ピアノはペダルを使いこなすと、演奏の表現力が飛躍的に向上します。
ここでは、各ペダルの使い方を解説します。
- 右ペダル「ダンパーペダル」
- 左ペダル「ソフトペダル」
- 真ん中ペダル「ソステヌートペダル」
- 真ん中ペダル「マフラーペダル」
各ペダルの使い方を理解し、適切に使うと、初心者でも豊かな表現ができるようになるでしょう。
右ペダル「ダンパーペダル」
ダンパーペダルは、音を長く持続させるために使用します。
初心者が最初に練習する際は、短いフレーズでペダルを踏んで音がどのように変化するかを確認すると良いでしょう。
例えば、音符がつながっている部分でペダルを踏み、フレーズの終わりでペダルを離します。
ペダルの踏み方を練習するためにおすすめな曲は、ベートーヴェンの「エリーゼのために」です。
演奏を聴きながら、どの部分でペダルが使われているかに注目すると良い練習になるでしょう。
左ペダル「ソフトペダル」
ソフトペダルは、音を柔らかくし、控えめな表現をする際に使用します。
最初に、ペダルを踏まずに音を弾いてから、同じ音をペダルを踏みながら弾いてみましょう。
音量が減少し、音色が柔らかくなるのを感じ取れるでしょう。
ショパンの「夜想曲(ノクターン)」は、ソフトペダルの練習に最適な曲です。
特に静かな部分でのペダル操作を意識しながら演奏すると、繊細な表現が可能になります。

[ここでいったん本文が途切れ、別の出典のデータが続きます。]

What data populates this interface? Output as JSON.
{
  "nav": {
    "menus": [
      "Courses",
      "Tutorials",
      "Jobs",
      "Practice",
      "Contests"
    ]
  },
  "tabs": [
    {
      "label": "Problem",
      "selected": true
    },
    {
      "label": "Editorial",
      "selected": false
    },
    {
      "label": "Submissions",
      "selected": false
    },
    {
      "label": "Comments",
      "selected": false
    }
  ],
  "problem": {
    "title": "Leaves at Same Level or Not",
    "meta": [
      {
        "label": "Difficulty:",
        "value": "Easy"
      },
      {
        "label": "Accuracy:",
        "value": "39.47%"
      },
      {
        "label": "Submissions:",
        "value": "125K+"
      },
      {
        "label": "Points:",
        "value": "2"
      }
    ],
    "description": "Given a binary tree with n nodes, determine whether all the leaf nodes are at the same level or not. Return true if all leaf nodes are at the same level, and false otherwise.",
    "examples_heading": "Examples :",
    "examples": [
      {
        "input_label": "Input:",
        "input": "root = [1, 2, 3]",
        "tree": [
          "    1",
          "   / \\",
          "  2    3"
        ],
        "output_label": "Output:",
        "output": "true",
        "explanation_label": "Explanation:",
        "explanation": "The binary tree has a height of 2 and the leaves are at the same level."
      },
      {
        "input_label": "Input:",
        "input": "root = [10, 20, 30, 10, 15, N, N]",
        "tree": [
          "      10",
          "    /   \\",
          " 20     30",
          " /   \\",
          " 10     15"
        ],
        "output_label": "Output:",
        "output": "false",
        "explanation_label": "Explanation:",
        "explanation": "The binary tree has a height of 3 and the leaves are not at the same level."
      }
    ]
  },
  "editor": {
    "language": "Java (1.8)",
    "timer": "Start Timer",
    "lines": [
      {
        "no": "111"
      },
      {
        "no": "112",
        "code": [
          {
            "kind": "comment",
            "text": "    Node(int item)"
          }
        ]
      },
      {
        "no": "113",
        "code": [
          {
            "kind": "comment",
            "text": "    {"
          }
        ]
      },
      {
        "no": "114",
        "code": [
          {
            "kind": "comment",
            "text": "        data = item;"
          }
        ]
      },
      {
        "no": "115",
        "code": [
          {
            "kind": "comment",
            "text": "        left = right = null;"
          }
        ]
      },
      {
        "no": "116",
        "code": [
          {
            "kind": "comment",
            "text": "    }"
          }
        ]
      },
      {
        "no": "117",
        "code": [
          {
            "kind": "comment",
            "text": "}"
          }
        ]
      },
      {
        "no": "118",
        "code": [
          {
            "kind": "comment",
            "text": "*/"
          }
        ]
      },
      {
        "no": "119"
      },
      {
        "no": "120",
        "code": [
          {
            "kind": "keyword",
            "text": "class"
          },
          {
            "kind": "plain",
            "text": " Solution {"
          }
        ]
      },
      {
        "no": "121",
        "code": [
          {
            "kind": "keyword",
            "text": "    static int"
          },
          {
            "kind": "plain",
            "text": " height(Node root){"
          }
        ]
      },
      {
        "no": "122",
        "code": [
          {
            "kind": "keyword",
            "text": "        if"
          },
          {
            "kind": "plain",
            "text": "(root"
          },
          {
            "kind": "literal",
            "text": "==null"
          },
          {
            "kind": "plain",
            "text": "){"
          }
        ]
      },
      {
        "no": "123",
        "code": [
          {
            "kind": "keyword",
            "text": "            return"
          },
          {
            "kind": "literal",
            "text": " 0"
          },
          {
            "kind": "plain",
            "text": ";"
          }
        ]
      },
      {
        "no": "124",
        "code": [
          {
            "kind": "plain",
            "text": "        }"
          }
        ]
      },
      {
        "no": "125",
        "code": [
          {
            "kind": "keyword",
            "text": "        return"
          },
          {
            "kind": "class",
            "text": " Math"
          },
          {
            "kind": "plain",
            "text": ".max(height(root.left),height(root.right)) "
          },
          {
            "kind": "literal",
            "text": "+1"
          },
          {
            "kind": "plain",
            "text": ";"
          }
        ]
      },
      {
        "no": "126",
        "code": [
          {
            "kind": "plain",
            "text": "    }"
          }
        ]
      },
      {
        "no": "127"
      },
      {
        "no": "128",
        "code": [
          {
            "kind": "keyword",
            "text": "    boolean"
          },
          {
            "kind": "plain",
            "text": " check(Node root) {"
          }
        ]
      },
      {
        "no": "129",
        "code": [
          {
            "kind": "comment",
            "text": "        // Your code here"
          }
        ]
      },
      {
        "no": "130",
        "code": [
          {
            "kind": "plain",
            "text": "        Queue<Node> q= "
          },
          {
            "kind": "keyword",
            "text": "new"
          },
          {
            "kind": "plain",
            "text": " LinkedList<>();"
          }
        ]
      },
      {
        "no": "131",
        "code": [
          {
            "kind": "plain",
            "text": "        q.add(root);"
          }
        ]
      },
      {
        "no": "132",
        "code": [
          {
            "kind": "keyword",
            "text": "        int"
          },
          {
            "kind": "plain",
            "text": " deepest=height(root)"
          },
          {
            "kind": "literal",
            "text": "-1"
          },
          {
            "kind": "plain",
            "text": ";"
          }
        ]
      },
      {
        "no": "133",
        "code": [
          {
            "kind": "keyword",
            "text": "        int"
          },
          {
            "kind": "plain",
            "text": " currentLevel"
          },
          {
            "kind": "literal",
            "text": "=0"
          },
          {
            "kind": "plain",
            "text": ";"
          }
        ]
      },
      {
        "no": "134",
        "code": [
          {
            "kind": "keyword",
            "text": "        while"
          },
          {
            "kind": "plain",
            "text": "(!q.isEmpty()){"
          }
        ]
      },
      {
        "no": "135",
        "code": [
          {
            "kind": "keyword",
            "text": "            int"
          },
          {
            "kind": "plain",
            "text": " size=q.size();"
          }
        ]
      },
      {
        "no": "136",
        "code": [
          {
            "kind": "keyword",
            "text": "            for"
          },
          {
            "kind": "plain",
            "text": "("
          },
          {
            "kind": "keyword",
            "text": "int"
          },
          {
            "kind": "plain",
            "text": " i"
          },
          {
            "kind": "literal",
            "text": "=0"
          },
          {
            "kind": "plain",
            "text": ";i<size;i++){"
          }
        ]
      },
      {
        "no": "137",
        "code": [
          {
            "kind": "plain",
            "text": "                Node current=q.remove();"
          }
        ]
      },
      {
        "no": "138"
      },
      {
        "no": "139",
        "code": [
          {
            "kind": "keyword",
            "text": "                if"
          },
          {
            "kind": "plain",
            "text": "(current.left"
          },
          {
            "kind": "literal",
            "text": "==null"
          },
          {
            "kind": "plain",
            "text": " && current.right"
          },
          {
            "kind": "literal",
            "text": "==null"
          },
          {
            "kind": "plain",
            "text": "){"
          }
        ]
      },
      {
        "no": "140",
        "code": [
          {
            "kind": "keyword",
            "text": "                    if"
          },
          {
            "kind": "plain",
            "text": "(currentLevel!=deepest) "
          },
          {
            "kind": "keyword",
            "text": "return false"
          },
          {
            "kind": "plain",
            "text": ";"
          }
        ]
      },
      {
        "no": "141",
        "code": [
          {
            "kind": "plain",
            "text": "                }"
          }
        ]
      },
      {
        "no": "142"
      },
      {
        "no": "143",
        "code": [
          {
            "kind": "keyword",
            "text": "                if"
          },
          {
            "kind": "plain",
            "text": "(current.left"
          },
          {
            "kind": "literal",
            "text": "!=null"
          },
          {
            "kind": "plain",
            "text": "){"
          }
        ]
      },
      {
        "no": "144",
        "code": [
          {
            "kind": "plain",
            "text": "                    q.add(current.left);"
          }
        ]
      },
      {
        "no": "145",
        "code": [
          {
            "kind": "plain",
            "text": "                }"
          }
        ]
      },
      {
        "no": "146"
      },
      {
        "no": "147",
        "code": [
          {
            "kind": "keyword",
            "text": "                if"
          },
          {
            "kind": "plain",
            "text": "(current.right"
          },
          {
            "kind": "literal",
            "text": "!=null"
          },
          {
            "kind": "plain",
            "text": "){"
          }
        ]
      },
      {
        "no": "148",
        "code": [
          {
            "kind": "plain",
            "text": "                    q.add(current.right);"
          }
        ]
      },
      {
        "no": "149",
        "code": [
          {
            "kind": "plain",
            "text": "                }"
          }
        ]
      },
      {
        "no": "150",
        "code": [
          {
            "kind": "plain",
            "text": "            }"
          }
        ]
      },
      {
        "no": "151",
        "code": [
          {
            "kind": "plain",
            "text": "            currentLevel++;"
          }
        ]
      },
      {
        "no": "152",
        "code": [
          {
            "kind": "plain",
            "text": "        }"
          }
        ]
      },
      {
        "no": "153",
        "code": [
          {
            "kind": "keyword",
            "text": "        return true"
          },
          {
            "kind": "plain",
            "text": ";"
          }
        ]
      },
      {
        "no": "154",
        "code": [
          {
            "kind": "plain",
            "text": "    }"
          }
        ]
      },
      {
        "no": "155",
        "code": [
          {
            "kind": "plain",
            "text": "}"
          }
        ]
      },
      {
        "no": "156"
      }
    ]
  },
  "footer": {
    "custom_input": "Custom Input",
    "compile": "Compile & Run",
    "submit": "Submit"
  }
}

演奏動画を観て、実際にペダルの使い方を確認すると良いでしょう。
真ん中ペダル「ソステヌートペダル」
ソステヌートペダルは、特定の音を持続させるために使われます。
初心者は、簡単な和音を使ってソステヌートペダルを踏む練習をするのがおすすめです。
例えば、ドの音を弾いてすぐにソステヌートペダルを踏み、その後に他の音を弾いてみましょう。
ドの音が持続しながら他の音が鳴る感覚を体験できます。
ソステヌートペダルはピアノ初心者の場合は使用する機会がありません。
しかしピアノ上級者向け楽曲、ドビュッシーの「沈める寺~前奏曲集第1巻より」を聴くと、どのようにペダルが使われているかを理解できるでしょう。
真ん中ペダル「マフラーペダル」
マフラーペダルは、音を大幅に弱めて、静かに演奏したいときに使用します。
マフラーペダルを使う際は、通常の演奏と比較して音量がどの程度下がるかを試してみましょう。
例えば、通常の音で簡単なメロディを弾いてから、マフラーペダルを踏んで同じメロディを弾いてみます。
音が小さくなり、柔らかな音色になるのを感じられるでしょう。
自宅での練習では、夜間など周囲を気にせずに弾けるので便利です。
ピアノペダルを使うときに知っておきたいポイント
ピアノのペダルは音色を豊かにし、表現の幅を広げるうえで重要な要素です。
しかし、使い方によっては音が濁ったり、音が薄くなったりする場合があります。
ここでは、ピアノペダルを使う時に知っておきたいポイントを5つ解説します。
- 曲の雰囲気に合わせてペダルを使う
- ペダルの踏み方を工夫する
- ペダルの使い方を練習する
- ペダルはあくまでも補助
- 楽譜の指示をよく読む
ピアノペダルを使うときのポイントを知っておくと、効果的に使い、演奏技術が向上するでしょう。
曲の雰囲気に合わせてペダルを使う
ピアノの曲には明るい曲や悲しい曲、激しい曲など、さまざまな雰囲気の曲があります。
曲の雰囲気に合わせてペダルを使うと、演奏に深みが出るでしょう。
例えば、穏やかなバラードでは、音を繋げてなめらかに弾くためにペダルを使うと、より美しいメロディになります。
ピアノペダルの踏み方を工夫する
ピアノペダルは単に踏むだけでなく、踏み方によって様々な効果を出せるのが特徴的です。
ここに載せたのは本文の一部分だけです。